Justice Kennedy expressed a concern that some type of limiting principle was needed, stating that “it seems to me we just can't think about fraud unless we have materiality in some sense. And it could be a very strict standard of materiality.”18

Even Justice Breyer, who pushed back on the petitioner’s position that implied certification is never proper, posited that the principle of materiality from contract law may provide a workable test: “A material breach of contract is a ... breach that allows one party to repudiate the contract. A nonmaterial breach is a breach that gives rise to damages but cannot serve as the basis of repudiation.”19 Justice Breyer also engaged in a line-drawing exercise with the petitioner, asking “what the sentence in the opinion should say that describes the circumstances under which the person who submits a form ... [has] committed fraud.”20

Of particular note, neither the Justices nor the oral advocates mentioned the second issue before the Court: whether the implied certification theory applies only if the statute, regulation or contractual provision expressly provides that compliance is a condition of receiving payment from the government.
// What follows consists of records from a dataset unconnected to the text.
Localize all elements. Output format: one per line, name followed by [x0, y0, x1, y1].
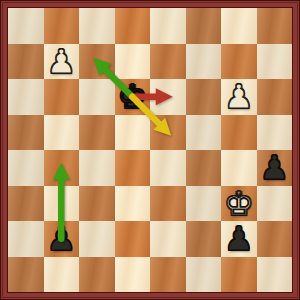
- square-e1[interactable]: [150, 257, 186, 293]
- square-e5[interactable]: [150, 115, 186, 151]
- piece-black-pawn-h4[interactable]: ♟: [257, 150, 293, 186]
- square-e4[interactable]: [150, 150, 186, 186]
- square-a7[interactable]: [8, 44, 44, 80]
- square-b6[interactable]: [44, 79, 80, 115]
- chess-board[interactable]: ♟♟♚♚♟♟♟: [8, 8, 292, 292]
- square-h3[interactable]: [257, 186, 293, 222]
- piece-black-pawn-g2[interactable]: ♟: [221, 221, 257, 257]
- square-e3[interactable]: [150, 186, 186, 222]
- square-b1[interactable]: [44, 257, 80, 293]
- square-b5[interactable]: [44, 115, 80, 151]
- square-c2[interactable]: [79, 221, 115, 257]
- square-h8[interactable]: [257, 8, 293, 44]
- piece-white-king-g3[interactable]: ♚: [221, 186, 257, 222]
- square-d7[interactable]: [115, 44, 151, 80]
- square-e6[interactable]: [150, 79, 186, 115]
- piece-black-pawn-b2[interactable]: ♟: [44, 221, 80, 257]
- piece-white-pawn-b7[interactable]: ♟: [44, 44, 80, 80]
- square-g7[interactable]: [221, 44, 257, 80]
- piece-black-king-d6[interactable]: ♚: [115, 79, 151, 115]
- square-a8[interactable]: [8, 8, 44, 44]
- square-d4[interactable]: [115, 150, 151, 186]
- square-f2[interactable]: [186, 221, 222, 257]
- square-d5[interactable]: [115, 115, 151, 151]
- square-h1[interactable]: [257, 257, 293, 293]
- square-a1[interactable]: [8, 257, 44, 293]
- square-f3[interactable]: [186, 186, 222, 222]
- square-c5[interactable]: [79, 115, 115, 151]
- square-a3[interactable]: [8, 186, 44, 222]
- square-g5[interactable]: [221, 115, 257, 151]
- square-f4[interactable]: [186, 150, 222, 186]
- square-a6[interactable]: [8, 79, 44, 115]
- square-d3[interactable]: [115, 186, 151, 222]
- square-c8[interactable]: [79, 8, 115, 44]
- square-e7[interactable]: [150, 44, 186, 80]
- square-a2[interactable]: [8, 221, 44, 257]
- square-b8[interactable]: [44, 8, 80, 44]
- square-a5[interactable]: [8, 115, 44, 151]
- square-g1[interactable]: [221, 257, 257, 293]
- piece-white-pawn-g6[interactable]: ♟: [221, 79, 257, 115]
- square-g8[interactable]: [221, 8, 257, 44]
- square-a4[interactable]: [8, 150, 44, 186]
- square-b3[interactable]: [44, 186, 80, 222]
- square-c1[interactable]: [79, 257, 115, 293]
- square-f8[interactable]: [186, 8, 222, 44]
- square-e2[interactable]: [150, 221, 186, 257]
- square-h5[interactable]: [257, 115, 293, 151]
- square-e8[interactable]: [150, 8, 186, 44]
- square-f5[interactable]: [186, 115, 222, 151]
- square-g4[interactable]: [221, 150, 257, 186]
- square-c4[interactable]: [79, 150, 115, 186]
- square-c3[interactable]: [79, 186, 115, 222]
- square-d8[interactable]: [115, 8, 151, 44]
- square-c7[interactable]: [79, 44, 115, 80]
- square-d1[interactable]: [115, 257, 151, 293]
- square-d2[interactable]: [115, 221, 151, 257]
- chess-board-screenshot: ♟♟♚♚♟♟♟: [0, 0, 300, 300]
- square-h2[interactable]: [257, 221, 293, 257]
- square-c6[interactable]: [79, 79, 115, 115]
- square-f1[interactable]: [186, 257, 222, 293]
- square-f7[interactable]: [186, 44, 222, 80]
- square-h6[interactable]: [257, 79, 293, 115]
- square-h7[interactable]: [257, 44, 293, 80]
- square-f6[interactable]: [186, 79, 222, 115]
- square-b4[interactable]: [44, 150, 80, 186]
Given the fact that several courts of appeal have embraced this limiting principle, the Court may follow suit and adopt this approach.

Conclusion

The Court’s decision in this case is expected in June 2016. While it is unclear from the argument how the case will be decided, two themes emerged. First, it appears that a majority of the Court is not prepared to invalidate the implied certification theory in its entirety. And second, it is possible that the Court will nevertheless adopt some form of limiting principle on the implied certification theory to address the issues of overbreadth, notice and fairness. As a practical matter, companies receiving government funding should be mindful of the high-risk nature of government contracting, and focus on internal controls and risk mitigation strategies.